The backness of TRAP has been demonstrated to vary by speaker age and gender in many parts of the United States and Canada, including California (Kennedy & Grama 2012), Montreal (Kettig & Winter 2017), and Hawaiʻi (Drager et al. 2013). In each of these places, younger people and women lead in the ongoing retraction of TRAP from [æ] toward [a] (reduced F2). While work in California has indicated that TRAP-backing may be indexed with casual ‘Valley Girl’ and formal professional personae (D’Onofrio 2015), its social meanings in other locales remain little-investigated.
In this matched-guise experiment, L1 English speaking young adults from Montreal, Hawaiʻi, and California (1M, 1F per region) were recorded reading a sentence; vowel resynthesis in the word map produced a retracted and an unretracted guise from the same recording from each speaker, differing by 200 Hz in F2. Forty-six young adult L1 English participants in Montreal (11 male) completed a task rating speakers’ physical and social attributes.
Bayesian linear hierarchical modeling indicates that female listeners judge retracted stimuli as more authoritative in women’s voices, while men judge male speakers’ unretracted guises as more authoritative. Overall, female unretracted and male retracted guises are rated as friendlier. Female listeners identify retracted male, but not female, guises as younger-sounding.
While men’s shiftedness may be judged as reliably indicating age, women associate TRAP-backing with authoritative, less-friendly characteristics in other women. In the course of a female-led sound shift, speakers – especially women – may be more attuned to women’s style shifting, and may diverge from men in their social evaluations.
References:
D’Onofrio, A. 2015. Perceiving personae: Effects of social information on perceptions of TRAP-backing.
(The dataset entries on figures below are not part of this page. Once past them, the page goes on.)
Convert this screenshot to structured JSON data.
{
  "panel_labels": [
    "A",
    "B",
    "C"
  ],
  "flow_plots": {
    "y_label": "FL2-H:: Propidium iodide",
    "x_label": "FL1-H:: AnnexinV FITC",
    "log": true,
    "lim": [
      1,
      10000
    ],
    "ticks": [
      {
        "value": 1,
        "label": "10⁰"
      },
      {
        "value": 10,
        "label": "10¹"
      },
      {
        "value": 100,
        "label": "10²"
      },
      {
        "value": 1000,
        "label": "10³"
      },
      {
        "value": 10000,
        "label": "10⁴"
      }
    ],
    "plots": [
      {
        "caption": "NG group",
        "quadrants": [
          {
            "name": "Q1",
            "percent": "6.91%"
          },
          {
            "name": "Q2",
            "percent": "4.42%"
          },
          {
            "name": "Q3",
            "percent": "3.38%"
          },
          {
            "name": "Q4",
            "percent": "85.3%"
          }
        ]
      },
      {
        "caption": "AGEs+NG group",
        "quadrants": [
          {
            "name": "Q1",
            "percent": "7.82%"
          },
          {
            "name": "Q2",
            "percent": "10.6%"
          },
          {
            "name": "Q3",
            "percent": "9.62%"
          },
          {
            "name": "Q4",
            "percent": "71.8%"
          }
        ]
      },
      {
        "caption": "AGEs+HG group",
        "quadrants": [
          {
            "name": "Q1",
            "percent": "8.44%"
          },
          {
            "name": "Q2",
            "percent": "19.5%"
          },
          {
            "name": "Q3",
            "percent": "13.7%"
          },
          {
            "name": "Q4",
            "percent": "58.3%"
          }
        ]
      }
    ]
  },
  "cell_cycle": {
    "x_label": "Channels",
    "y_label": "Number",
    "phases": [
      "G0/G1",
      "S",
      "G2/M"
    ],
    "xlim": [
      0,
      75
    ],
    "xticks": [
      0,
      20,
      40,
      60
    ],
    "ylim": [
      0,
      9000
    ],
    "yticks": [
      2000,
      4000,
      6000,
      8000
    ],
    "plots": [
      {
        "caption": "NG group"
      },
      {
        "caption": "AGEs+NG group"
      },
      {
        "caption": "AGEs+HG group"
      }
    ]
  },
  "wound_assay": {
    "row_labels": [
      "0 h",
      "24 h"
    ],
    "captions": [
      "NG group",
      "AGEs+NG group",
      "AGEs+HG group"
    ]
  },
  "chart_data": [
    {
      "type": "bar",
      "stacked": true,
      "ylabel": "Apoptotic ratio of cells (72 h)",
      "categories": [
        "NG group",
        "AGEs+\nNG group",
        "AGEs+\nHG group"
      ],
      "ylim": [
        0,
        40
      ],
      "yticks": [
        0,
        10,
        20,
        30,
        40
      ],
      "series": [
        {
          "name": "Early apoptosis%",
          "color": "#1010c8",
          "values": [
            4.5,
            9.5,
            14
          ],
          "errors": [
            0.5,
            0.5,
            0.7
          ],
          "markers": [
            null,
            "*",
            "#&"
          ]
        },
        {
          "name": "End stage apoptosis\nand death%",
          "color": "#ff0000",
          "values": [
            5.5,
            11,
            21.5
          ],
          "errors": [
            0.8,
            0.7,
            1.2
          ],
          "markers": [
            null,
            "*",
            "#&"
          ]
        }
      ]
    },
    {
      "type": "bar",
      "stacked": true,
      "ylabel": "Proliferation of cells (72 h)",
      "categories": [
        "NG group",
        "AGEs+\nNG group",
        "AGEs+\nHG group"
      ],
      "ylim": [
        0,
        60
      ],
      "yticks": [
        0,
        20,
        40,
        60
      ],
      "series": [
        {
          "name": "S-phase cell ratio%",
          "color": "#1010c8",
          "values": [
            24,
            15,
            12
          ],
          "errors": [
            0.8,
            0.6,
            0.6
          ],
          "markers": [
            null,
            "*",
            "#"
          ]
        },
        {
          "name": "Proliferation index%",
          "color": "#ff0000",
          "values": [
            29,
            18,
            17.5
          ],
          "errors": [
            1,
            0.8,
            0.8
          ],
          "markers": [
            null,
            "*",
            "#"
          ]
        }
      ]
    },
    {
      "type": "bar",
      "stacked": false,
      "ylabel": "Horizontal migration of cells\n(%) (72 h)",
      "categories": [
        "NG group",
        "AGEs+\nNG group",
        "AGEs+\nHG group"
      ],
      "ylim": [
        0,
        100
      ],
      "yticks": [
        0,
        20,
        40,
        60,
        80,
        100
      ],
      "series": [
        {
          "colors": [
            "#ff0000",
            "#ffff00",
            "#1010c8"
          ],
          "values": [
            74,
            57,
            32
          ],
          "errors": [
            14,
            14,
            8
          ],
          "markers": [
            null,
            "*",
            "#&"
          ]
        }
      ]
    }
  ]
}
UPenn Working Papers in Linguistics 21(2):31–39.
Drager, K, M. J. Kirtley, J. Grama & S. Simpson. 2013. Language variation and change in Hawaiʻi English: KIT, DRESS, and TRAP. UPenn Working Papers in Linguistics 19(2):41–50.
Kennedy, R & J. Grama. 2012. Chain shifting and centralization in California vowels: An acoustic analysis. American Speech 87(1):39–56.
Kettig, T. & B. Winter. 2017. Producing and perceiving the Canadian Vowel Shift: Evidence from a Montreal community. Language Variation & Change 29:79–100.